Los repollos de  Yonly Jairo

Ya es de noche en Matituy, estamos descansando después de un dia lleno de reuniones y de trabajo en la huerta. De pronto, vemos llegar a los 10 integrantes del comité de la biblioteca « Gotitas de Paz » de Quebrada Honda. Vienen, motivados por Yonly Jairo, para conocer la dotación de semillas de Kokopelli. Les servimos un poco de agua de panela con pan, según la tradición siempre se ofrece algo de comer. Sacamos las semillas y comenzamos a traducir los nombres sobre los paquetes de semillas.

​Sabemos por experiencia que a pesar de las recomendaciones, hay posibilidad de que estas semillas no lleguen a su madurez y no puedan ser reproducidas. A esto se suma, la dificultad del clima y de los insectos, mucho mas agresivos en el trópico, que hacen que los cultivos tengan una viabilidad incierta.

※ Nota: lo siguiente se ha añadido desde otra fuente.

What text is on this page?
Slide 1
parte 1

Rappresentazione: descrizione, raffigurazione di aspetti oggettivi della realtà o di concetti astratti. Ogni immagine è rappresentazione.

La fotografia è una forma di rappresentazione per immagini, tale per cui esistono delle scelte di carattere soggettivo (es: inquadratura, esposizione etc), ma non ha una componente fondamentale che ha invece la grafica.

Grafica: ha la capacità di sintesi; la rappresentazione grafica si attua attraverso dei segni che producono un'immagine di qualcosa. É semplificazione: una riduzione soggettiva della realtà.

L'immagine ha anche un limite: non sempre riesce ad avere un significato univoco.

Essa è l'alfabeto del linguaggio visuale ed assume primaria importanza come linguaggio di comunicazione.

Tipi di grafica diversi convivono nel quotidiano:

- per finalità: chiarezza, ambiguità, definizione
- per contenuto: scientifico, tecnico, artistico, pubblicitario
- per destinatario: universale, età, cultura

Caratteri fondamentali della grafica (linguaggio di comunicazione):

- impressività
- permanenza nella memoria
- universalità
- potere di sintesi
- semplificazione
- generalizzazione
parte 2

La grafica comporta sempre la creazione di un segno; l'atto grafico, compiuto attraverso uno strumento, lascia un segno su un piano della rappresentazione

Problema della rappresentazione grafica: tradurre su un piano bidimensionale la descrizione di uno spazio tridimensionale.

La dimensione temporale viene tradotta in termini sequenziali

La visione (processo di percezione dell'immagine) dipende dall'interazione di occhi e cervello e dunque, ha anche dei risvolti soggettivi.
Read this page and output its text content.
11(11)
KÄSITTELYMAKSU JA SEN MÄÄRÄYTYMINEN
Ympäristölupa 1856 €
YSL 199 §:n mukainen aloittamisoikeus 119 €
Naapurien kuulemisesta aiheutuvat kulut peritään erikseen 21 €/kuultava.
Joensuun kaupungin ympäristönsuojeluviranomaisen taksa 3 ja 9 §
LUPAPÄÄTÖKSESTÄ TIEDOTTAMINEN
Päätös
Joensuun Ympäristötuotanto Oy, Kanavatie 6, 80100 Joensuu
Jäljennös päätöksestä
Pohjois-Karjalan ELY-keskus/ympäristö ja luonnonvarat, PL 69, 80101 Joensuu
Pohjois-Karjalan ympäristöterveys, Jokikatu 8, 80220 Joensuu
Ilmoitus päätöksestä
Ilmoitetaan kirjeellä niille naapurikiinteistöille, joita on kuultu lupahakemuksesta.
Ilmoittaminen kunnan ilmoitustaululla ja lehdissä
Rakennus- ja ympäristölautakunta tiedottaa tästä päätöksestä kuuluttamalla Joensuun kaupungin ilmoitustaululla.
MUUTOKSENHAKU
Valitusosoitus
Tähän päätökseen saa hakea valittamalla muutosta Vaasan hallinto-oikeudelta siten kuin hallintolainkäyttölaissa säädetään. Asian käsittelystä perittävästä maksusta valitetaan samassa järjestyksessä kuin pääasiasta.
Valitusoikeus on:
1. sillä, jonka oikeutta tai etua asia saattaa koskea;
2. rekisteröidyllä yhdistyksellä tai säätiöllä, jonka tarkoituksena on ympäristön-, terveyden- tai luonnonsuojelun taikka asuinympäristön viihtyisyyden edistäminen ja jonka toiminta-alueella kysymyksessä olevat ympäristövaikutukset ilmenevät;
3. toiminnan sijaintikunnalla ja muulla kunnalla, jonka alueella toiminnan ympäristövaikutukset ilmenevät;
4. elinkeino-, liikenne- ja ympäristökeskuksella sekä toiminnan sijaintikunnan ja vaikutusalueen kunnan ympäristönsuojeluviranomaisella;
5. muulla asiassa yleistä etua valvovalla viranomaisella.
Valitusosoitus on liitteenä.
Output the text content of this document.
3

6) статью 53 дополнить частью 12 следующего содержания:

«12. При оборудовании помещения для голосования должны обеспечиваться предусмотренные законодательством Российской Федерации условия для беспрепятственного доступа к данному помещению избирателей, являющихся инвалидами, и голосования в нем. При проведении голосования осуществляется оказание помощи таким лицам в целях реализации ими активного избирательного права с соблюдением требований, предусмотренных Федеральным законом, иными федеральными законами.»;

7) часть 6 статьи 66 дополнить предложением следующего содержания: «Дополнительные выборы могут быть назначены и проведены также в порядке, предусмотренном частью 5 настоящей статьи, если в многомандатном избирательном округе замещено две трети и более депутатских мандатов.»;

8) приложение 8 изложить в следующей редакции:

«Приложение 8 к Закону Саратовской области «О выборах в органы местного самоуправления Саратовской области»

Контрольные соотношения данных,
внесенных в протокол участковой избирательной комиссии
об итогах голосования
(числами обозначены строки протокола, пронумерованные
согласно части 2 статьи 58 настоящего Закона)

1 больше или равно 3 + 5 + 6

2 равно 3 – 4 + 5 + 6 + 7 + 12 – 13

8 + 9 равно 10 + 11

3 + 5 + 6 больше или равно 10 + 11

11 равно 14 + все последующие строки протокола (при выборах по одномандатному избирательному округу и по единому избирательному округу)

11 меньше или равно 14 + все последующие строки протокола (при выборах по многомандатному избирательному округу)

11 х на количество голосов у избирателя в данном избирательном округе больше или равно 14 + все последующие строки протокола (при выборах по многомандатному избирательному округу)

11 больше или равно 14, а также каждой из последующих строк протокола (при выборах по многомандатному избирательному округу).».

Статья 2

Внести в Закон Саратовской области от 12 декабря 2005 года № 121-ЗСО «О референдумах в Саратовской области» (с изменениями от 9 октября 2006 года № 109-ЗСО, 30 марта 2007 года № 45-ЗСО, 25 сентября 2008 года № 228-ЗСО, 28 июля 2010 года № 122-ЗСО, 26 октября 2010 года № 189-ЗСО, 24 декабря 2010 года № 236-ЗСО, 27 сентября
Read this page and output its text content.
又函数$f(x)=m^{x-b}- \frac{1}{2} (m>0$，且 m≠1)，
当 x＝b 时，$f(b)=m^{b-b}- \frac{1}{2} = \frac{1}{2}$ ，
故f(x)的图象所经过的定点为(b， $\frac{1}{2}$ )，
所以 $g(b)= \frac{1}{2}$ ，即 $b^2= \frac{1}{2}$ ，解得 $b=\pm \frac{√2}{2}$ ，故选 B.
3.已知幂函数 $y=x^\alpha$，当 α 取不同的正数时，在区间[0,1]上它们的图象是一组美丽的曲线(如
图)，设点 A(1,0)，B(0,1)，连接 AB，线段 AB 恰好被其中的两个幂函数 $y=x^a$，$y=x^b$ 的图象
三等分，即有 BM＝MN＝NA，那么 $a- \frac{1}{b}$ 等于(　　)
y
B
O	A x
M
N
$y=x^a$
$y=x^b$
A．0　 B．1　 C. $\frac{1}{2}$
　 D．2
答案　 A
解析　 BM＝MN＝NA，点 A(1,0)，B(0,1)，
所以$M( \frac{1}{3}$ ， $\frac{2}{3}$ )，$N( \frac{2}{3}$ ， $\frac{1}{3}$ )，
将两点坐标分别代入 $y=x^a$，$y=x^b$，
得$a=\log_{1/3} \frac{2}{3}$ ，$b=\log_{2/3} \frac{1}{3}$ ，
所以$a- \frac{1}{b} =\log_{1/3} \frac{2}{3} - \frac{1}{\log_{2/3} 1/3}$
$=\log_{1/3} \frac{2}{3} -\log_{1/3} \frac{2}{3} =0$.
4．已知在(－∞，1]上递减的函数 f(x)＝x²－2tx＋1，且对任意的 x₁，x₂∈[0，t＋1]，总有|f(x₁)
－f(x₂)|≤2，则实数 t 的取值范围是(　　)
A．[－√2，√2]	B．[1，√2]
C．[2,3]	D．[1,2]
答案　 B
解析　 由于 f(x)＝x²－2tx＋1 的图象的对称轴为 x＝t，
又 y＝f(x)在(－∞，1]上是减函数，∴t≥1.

Además muchas de las semillas europeas no producen semillas en estas latitudes, siendo bianuales y teniendo necesidad del invierno para florecer. Finalmente, sabemos que muchos de los campesinos de esta región no saben cultivar sino café, consecuencia directa de las políticas de promoción de los monocultivos. Decidimos a pesar de esto, distribuir algunos talegos de semillas, siempre anotando el nombre de las personas que se las llevaban y haciendo las recomendaciones necesarias.

Desde nuestro punto de vista, es preferible que las semillas tengan la posibilidad de germinar, así el resultado sea incierto. Dejándolas guardadas, habría el riesgo, que no sean mas viables o que las polillas, gusanos y otros bichos que viven en nuestra casa, las dañen. además la ventaja que las capacitaciones con la « Red de Guardianes de Semillas de Vida » van muy pronto a comenzar y que todas estas personas podrán utilizar los conocimientos adquiridos para dar una oportunidad a estas semillas que vienen de lejos. Yonly Jairo está muy entusiasmado y coge un talego de repollo « cabus ».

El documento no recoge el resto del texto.